もし、この能力を使うのであれば、シールドをブレイクする前が良い。
《ギガゲドー》+《至宝を奪う月のロンリネス》+《月と破壊と魔王と天使》でシールドをブレイクしていく場合、これを出しておくのであれば、効果の解決順には気を付けよう。
あとは、圧倒的な数で相手に攻め込めば、それでゲームエンドである。
終わりに
ヨビニオンは革命的なキーワード能力だ。
従来合わせることが難しかった組み合わせの難易度を下げたり、文明の枠を飛び越えたコンボを実現したり、安定性の乏しかったコンボを安定させたりと、コンボデッキに及ぼす影響は計り知れない。
単純に打点が増えやすいというだけでも強力だが、これを軸にしたデッキは、更に飛びぬけたデッキになる可能性を秘めていると言っても過言ではないのだ。
もちろん、最新弾「ゴールド・オブ・ハイパーエンジェル」にはハイパーエナジーといった画期的な能力や、逆転撃という新しい反撃の要素も収録されている。

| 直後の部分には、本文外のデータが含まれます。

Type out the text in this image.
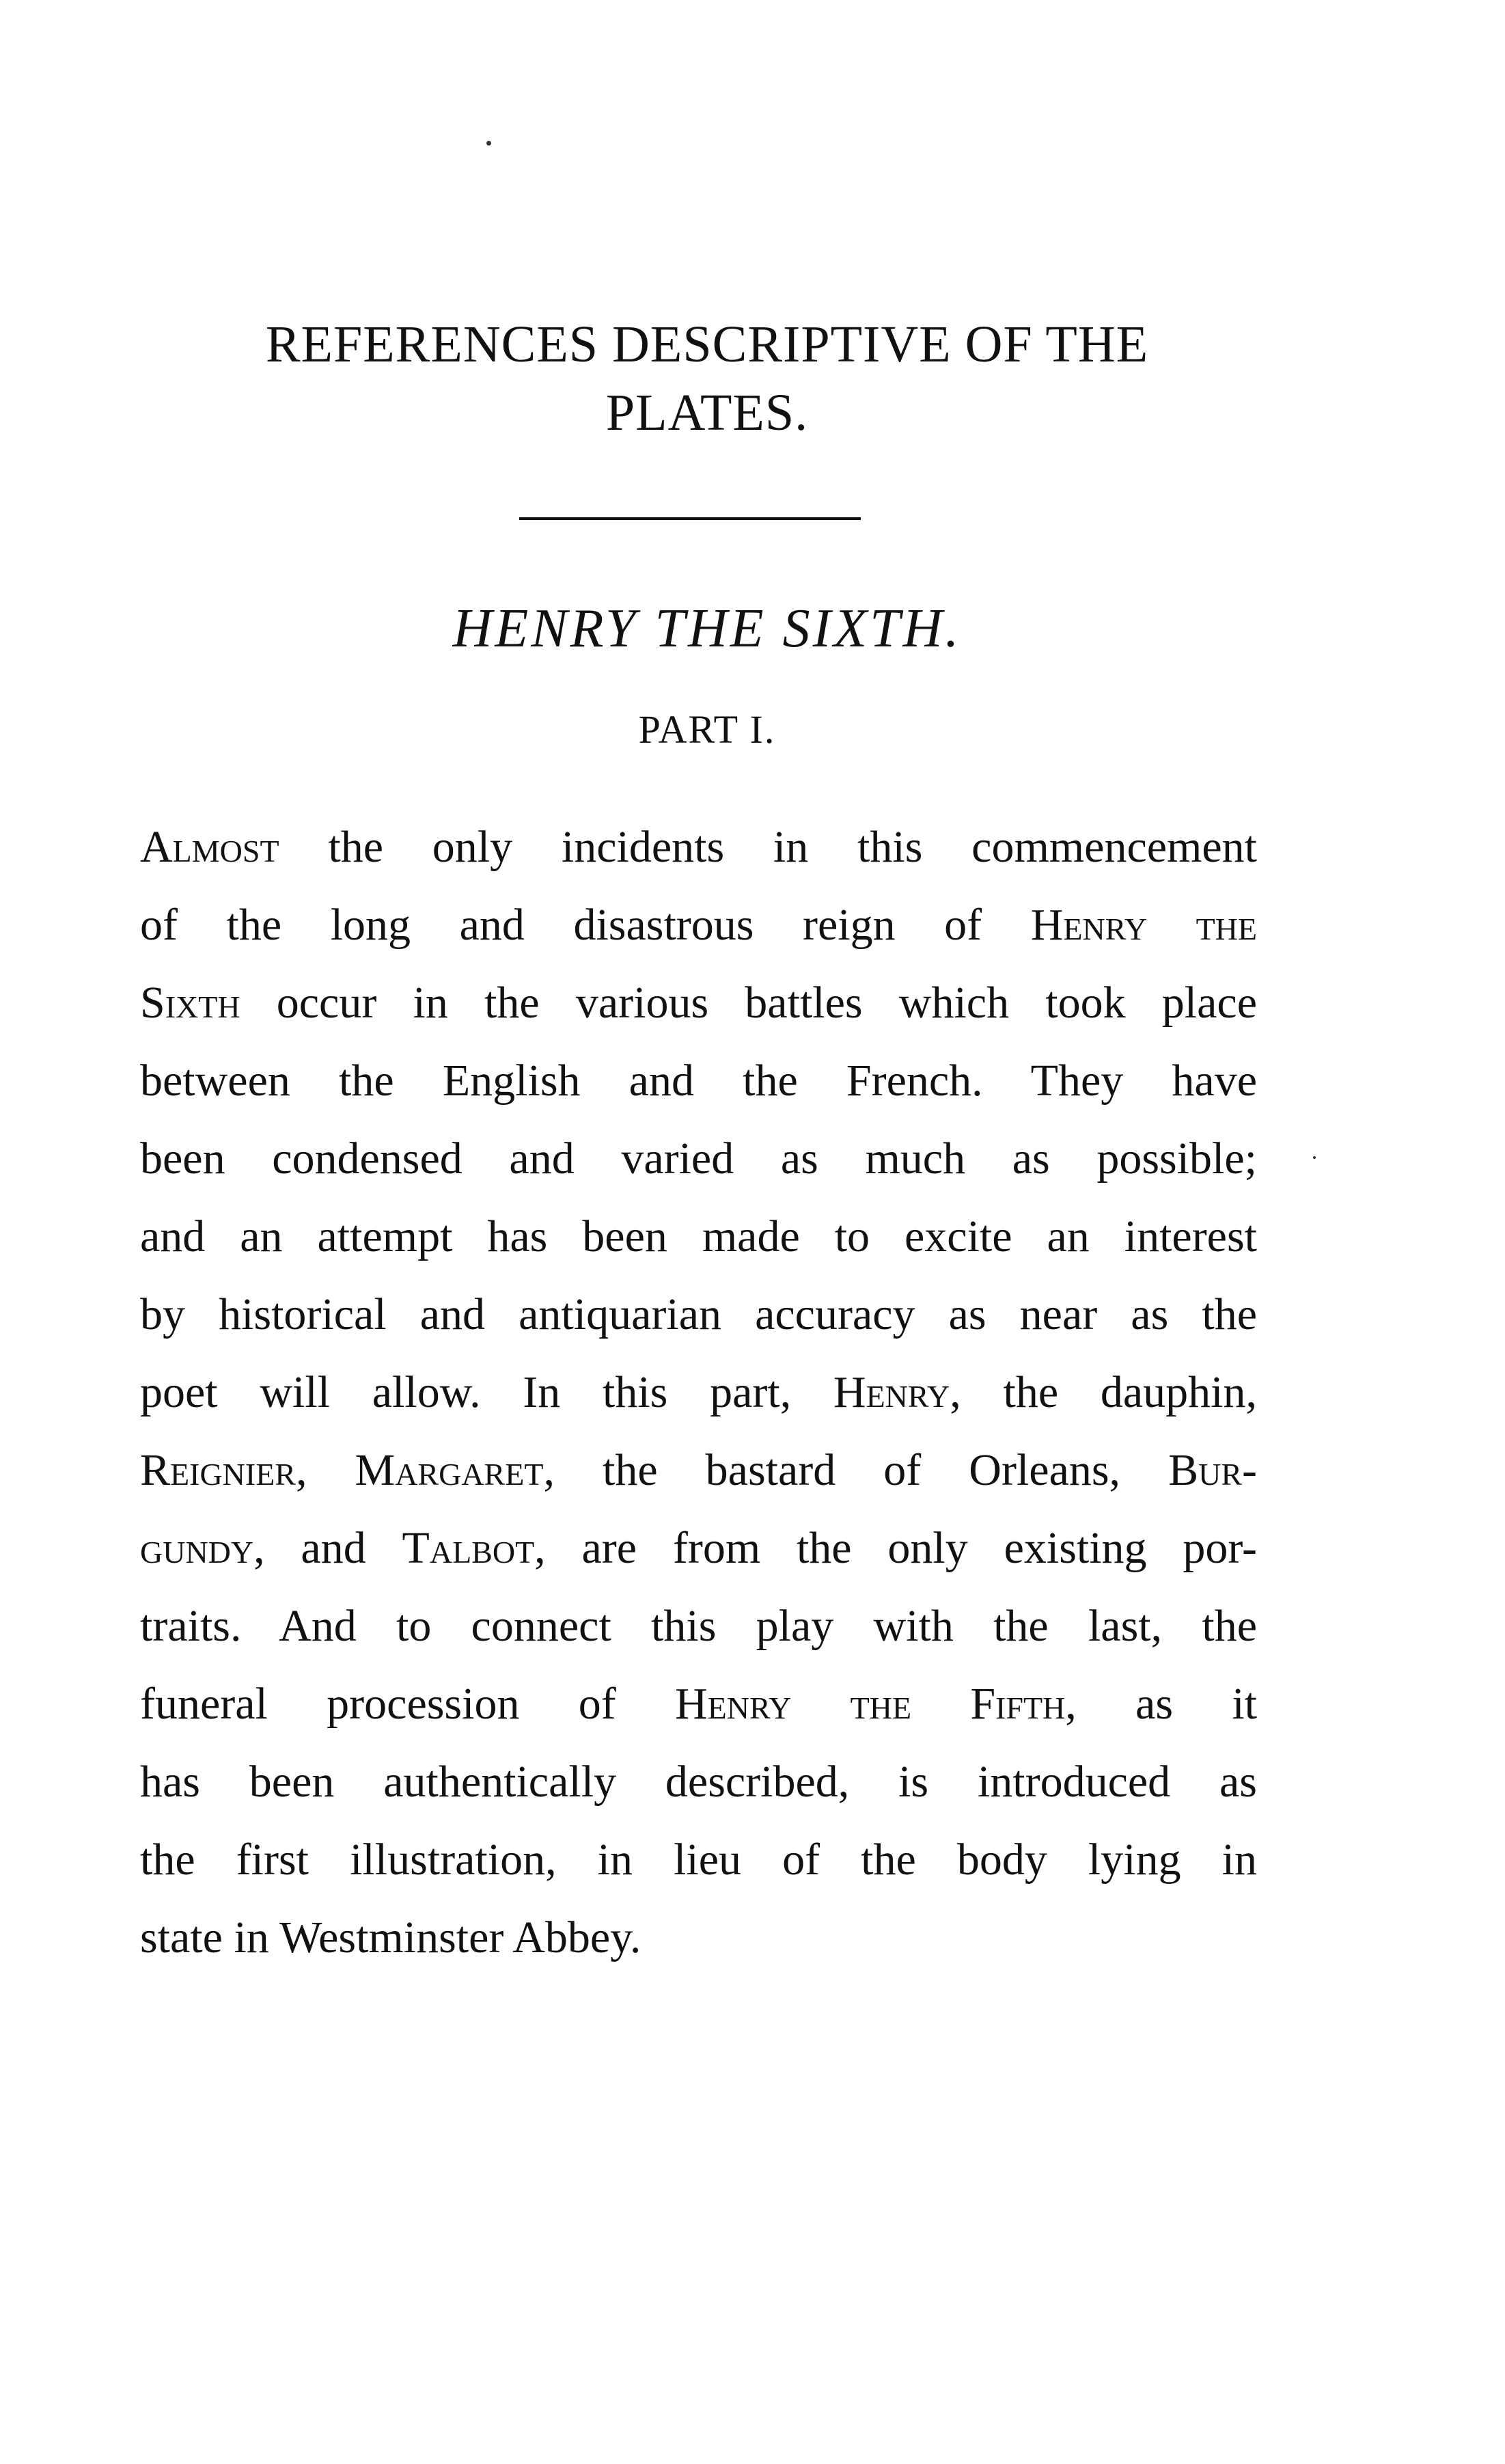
REFERENCES DESCRIPTIVE OF THE
PLATES.
HENRY THE SIXTH.
PART I.
Almost the only incidents in this commencement
of the long and disastrous reign of Henry the
Sixth occur in the various battles which took place
between the English and the French. They have
been condensed and varied as much as possible;
and an attempt has been made to excite an interest
by historical and antiquarian accuracy as near as the
poet will allow. In this part, Henry, the dauphin,
Reignier, Margaret, the bastard of Orleans, Bur-
gundy, and Talbot, are from the only existing por-
traits. And to connect this play with the last, the
funeral procession of Henry the Fifth, as it
has been authentically described, is introduced as
the first illustration, in lieu of the body lying in
state in Westminster Abbey.
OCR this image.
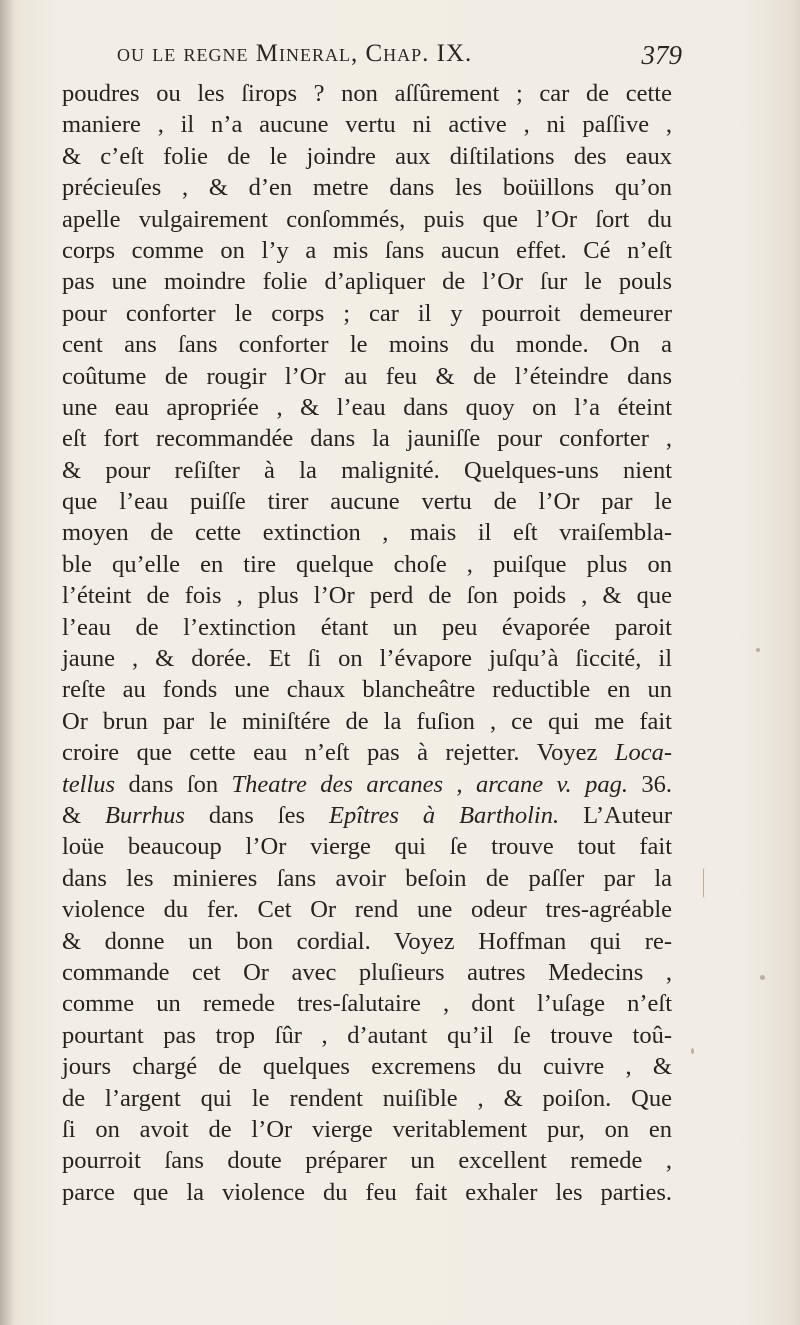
ou le regne Mineral, Chap. IX.	379
poudres ou les ſirops ? non aſſûrement ; car de cette
maniere , il n’a aucune vertu ni active , ni paſſive ,
& c’eſt folie de le joindre aux diſtilations des eaux
précieuſes , & d’en metre dans les boüillons qu’on
apelle vulgairement conſommés, puis que l’Or ſort du
corps comme on l’y a mis ſans aucun effet. Cé n’eſt
pas une moindre folie d’apliquer de l’Or ſur le pouls
pour conforter le corps ; car il y pourroit demeurer
cent ans ſans conforter le moins du monde. On a
coûtume de rougir l’Or au feu & de l’éteindre dans
une eau apropriée , & l’eau dans quoy on l’a éteint
eſt fort recommandée dans la jauniſſe pour conforter ,
& pour reſiſter à la malignité. Quelques-uns nient
que l’eau puiſſe tirer aucune vertu de l’Or par le
moyen de cette extinction , mais il eſt vraiſembla-
ble qu’elle en tire quelque choſe , puiſque plus on
l’éteint de fois , plus l’Or perd de ſon poids , & que
l’eau de l’extinction étant un peu évaporée paroit
jaune , & dorée. Et ſi on l’évapore juſqu’à ſiccité, il
reſte au fonds une chaux blancheâtre reductible en un
Or brun par le miniſtére de la fuſion , ce qui me fait
croire que cette eau n’eſt pas à rejetter. Voyez Loca-
tellus dans ſon Theatre des arcanes , arcane v. pag. 36.
& Burrhus dans ſes Epîtres à Bartholin. L’Auteur
loüe beaucoup l’Or vierge qui ſe trouve tout fait
dans les minieres ſans avoir beſoin de paſſer par la
violence du fer. Cet Or rend une odeur tres-agréable
& donne un bon cordial. Voyez Hoffman qui re-
commande cet Or avec pluſieurs autres Medecins ,
comme un remede tres-ſalutaire , dont l’uſage n’eſt
pourtant pas trop ſûr , d’autant qu’il ſe trouve toû-
jours chargé de quelques excremens du cuivre , &
de l’argent qui le rendent nuiſible , & poiſon. Que
ſi on avoit de l’Or vierge veritablement pur, on en
pourroit ſans doute préparer un excellent remede ,
parce que la violence du feu fait exhaler les parties.
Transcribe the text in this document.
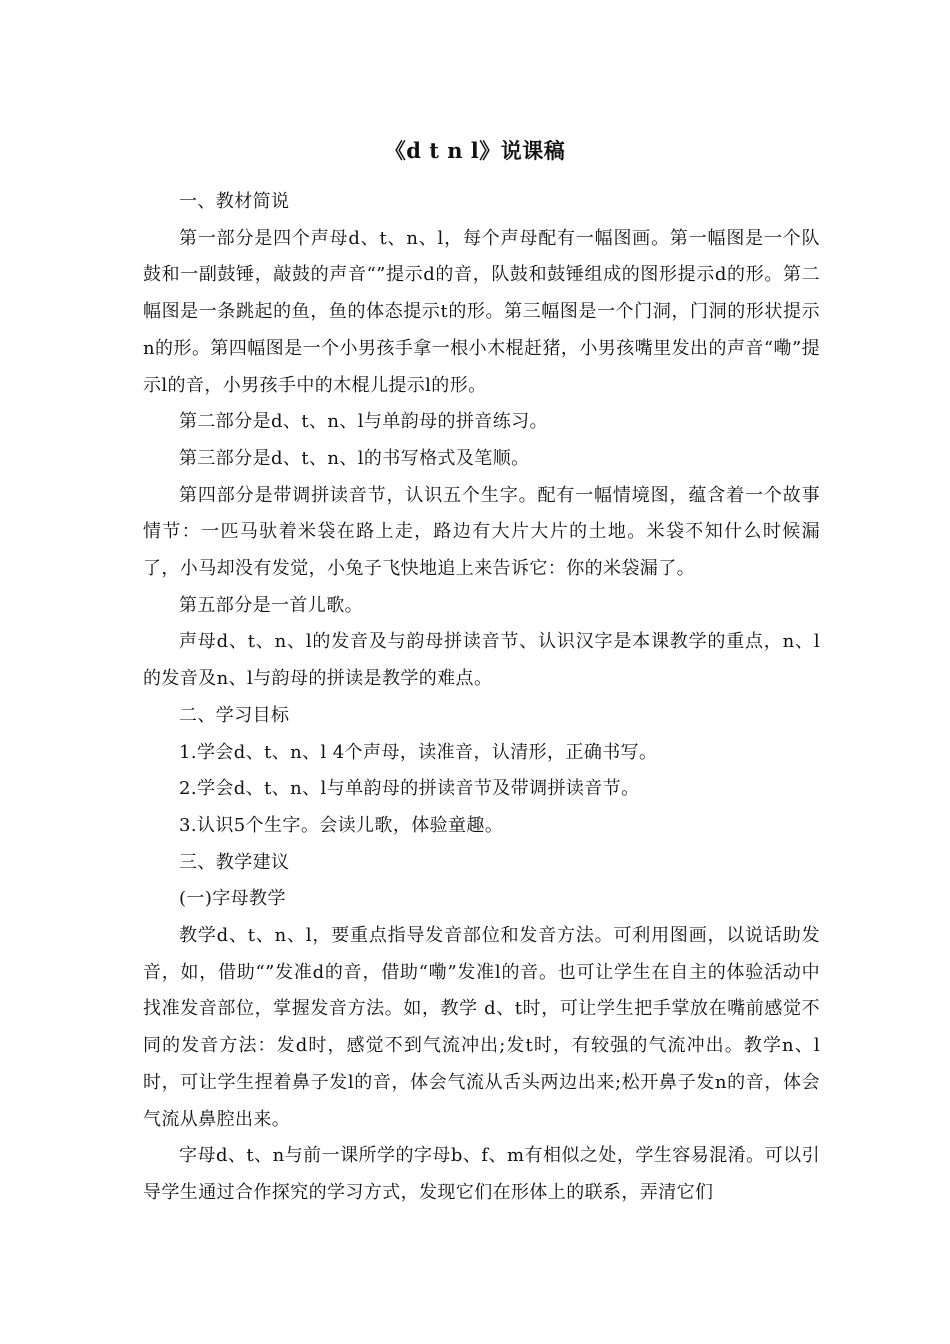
《d t n l》说课稿

一、教材简说

第一部分是四个声母d、t、n、l，每个声母配有一幅图画。第一幅图是一个队鼓和一副鼓锤，敲鼓的声音“”提示d的音，队鼓和鼓锤组成的图形提示d的形。第二幅图是一条跳起的鱼，鱼的体态提示t的形。第三幅图是一个门洞，门洞的形状提示 n的形。第四幅图是一个小男孩手拿一根小木棍赶猪，小男孩嘴里发出的声音“嘞”提示l的音，小男孩手中的木棍儿提示l的形。

第二部分是d、t、n、l与单韵母的拼音练习。

第三部分是d、t、n、l的书写格式及笔顺。

第四部分是带调拼读音节，认识五个生字。配有一幅情境图，蕴含着一个故事情节：一匹马驮着米袋在路上走，路边有大片大片的土地。米袋不知什么时候漏了，小马却没有发觉，小兔子飞快地追上来告诉它：你的米袋漏了。

第五部分是一首儿歌。

声母d、t、n、l的发音及与韵母拼读音节、认识汉字是本课教学的重点，n、l的发音及n、l与韵母的拼读是教学的难点。

二、学习目标

1.学会d、t、n、l 4个声母，读准音，认清形，正确书写。

2.学会d、t、n、l与单韵母的拼读音节及带调拼读音节。

3.认识5个生字。会读儿歌，体验童趣。

三、教学建议

(一)字母教学

教学d、t、n、l，要重点指导发音部位和发音方法。可利用图画，以说话助发音，如，借助“”发准d的音，借助“嘞”发准l的音。也可让学生在自主的体验活动中找准发音部位，掌握发音方法。如，教学 d、t时，可让学生把手掌放在嘴前感觉不同的发音方法：发d时，感觉不到气流冲出;发t时，有较强的气流冲出。教学n、l时，可让学生捏着鼻子发l的音，体会气流从舌头两边出来;松开鼻子发n的音，体会气流从鼻腔出来。

字母d、t、n与前一课所学的字母b、f、m有相似之处，学生容易混淆。可以引导学生通过合作探究的学习方式，发现它们在形体上的联系，弄清它们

新しく登場したばかりということもあり、採用された構築はあまり見かけない。
環境での流行なども含めて、今でこそ輝きにくくとも、将来的に輝く可能性を秘めたカードの宝庫だとも言えるだろう。
2ブロック環境にも影響を及ぼしそうなカードも多々あるので、研究の価値は大いにある。
誰も見つけていない、新たな可能性を探すには、もってこいのセットだ。